The same is sometimes true of security concerns. Rather than focus on what would be secure, on what the best practices are in the industry, these programmers hammer out something easy and straightforward and consider it good enough. Today's submitter, Rick, recently ran across just such a "security system."

Rick was shopping at a small online retailer, and found some items he liked. He got through the "fill in all your personal information and hope they have good security" stage of the online check-out process and placed his order. At no time was he asked if he wanted an account—which is good, because he never signs up for accounts at small independent retailers, preferring for his card information not to be stored at all. He was asked to fill in his email, which is common enough; a receipt and shipping updates are usually sent to the email associated with the order.

Sure enough, Rick received an email from the retailer moments later. Only this wasn't a receipt. It was, in fact, confirmation of a new account creation ... complete with a password in plain text.

Rick was understandably alarmed. He headed back to the site immediately to change the password to a longer, more secure one-off he could store in a password manager and never, ever have emailed to him in plaintext. But once on the site, he could find no sign of a login button or secure area. So at this point, he had an insecure password he couldn't appear to use, for an account he didn't even want in the first place.

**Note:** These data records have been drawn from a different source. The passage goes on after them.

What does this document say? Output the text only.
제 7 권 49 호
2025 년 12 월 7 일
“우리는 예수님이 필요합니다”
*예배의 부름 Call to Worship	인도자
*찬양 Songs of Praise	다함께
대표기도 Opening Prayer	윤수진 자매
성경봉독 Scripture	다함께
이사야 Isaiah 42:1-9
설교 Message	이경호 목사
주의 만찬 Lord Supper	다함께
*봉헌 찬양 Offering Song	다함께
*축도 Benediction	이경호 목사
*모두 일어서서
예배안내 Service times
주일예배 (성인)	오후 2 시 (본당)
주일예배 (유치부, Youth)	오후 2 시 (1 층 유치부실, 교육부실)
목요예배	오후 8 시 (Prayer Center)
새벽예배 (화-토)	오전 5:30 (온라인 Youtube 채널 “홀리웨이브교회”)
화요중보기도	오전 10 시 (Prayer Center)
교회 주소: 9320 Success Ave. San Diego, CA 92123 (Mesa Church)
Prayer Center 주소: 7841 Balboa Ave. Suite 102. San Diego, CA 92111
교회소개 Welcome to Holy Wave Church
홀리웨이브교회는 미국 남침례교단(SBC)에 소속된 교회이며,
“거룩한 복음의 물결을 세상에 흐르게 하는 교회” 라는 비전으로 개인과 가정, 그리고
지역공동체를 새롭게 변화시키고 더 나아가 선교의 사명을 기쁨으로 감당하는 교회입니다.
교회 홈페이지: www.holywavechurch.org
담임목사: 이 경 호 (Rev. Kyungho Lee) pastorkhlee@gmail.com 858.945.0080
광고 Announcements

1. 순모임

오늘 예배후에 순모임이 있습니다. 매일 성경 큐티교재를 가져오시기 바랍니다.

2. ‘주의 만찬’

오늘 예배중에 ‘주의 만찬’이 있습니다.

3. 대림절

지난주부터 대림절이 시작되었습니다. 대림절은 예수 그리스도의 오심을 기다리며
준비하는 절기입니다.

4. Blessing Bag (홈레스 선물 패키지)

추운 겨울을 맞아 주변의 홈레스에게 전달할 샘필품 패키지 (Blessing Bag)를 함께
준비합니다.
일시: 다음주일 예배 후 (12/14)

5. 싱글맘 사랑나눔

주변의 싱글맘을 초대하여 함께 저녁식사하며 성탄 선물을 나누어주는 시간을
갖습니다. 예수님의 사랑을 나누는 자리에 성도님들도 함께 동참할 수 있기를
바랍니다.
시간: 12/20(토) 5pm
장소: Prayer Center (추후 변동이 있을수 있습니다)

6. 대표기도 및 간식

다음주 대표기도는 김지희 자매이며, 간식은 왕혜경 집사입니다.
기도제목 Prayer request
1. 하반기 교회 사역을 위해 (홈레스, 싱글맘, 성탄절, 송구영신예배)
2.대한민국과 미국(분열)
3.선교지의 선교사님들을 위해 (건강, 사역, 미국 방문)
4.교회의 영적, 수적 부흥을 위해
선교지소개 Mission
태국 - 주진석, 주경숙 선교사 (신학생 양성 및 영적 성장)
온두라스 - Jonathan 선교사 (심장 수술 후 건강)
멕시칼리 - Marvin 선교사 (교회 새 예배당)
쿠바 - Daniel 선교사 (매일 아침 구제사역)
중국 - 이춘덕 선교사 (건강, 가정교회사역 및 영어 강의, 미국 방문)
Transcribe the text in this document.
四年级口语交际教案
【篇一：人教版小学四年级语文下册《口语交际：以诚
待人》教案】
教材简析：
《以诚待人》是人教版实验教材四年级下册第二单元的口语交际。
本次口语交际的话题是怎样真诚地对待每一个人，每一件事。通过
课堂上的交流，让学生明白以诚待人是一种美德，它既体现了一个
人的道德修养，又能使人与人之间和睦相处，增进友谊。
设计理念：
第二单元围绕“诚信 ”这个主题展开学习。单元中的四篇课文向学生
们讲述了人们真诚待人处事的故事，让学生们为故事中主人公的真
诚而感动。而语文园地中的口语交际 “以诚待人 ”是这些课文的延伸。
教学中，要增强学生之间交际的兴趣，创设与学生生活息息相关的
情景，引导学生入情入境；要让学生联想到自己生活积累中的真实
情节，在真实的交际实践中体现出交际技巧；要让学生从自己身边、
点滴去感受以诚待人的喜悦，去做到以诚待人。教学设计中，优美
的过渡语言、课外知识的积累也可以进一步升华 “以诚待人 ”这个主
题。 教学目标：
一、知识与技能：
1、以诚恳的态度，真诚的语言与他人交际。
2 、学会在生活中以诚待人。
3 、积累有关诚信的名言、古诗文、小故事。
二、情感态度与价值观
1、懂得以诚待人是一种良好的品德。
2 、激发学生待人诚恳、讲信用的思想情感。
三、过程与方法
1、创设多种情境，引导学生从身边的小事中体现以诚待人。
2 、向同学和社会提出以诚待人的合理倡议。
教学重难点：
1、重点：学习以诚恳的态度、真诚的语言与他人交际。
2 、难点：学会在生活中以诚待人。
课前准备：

Rick sent an email, worried about this state of affairs. The reply came fairly rapidly, from someone who was likely the sole tech department for the company: this was by design. All Rick had to do next time he purchased any goods was to enter the password on the checkout screen, and it would remember his delivery address for him.

As Rick put it:


So you send a random password insecurely and don't allow the user to change it, only because you think users would rather leave your web page to login to their email, search for the email that includes the password and copy that password in your web page, instead of just filling in their address that they know by heart.

Of course in this case, it doesn't matter one bit: Rick isn't going back to buy anything else. He didn't name-and-shame, but I encourage you to do so in the comments if you know of a retailer with similarly bad security. After all, there's only one thing that can beat programmer arrogance in this kind of situation: losing customers.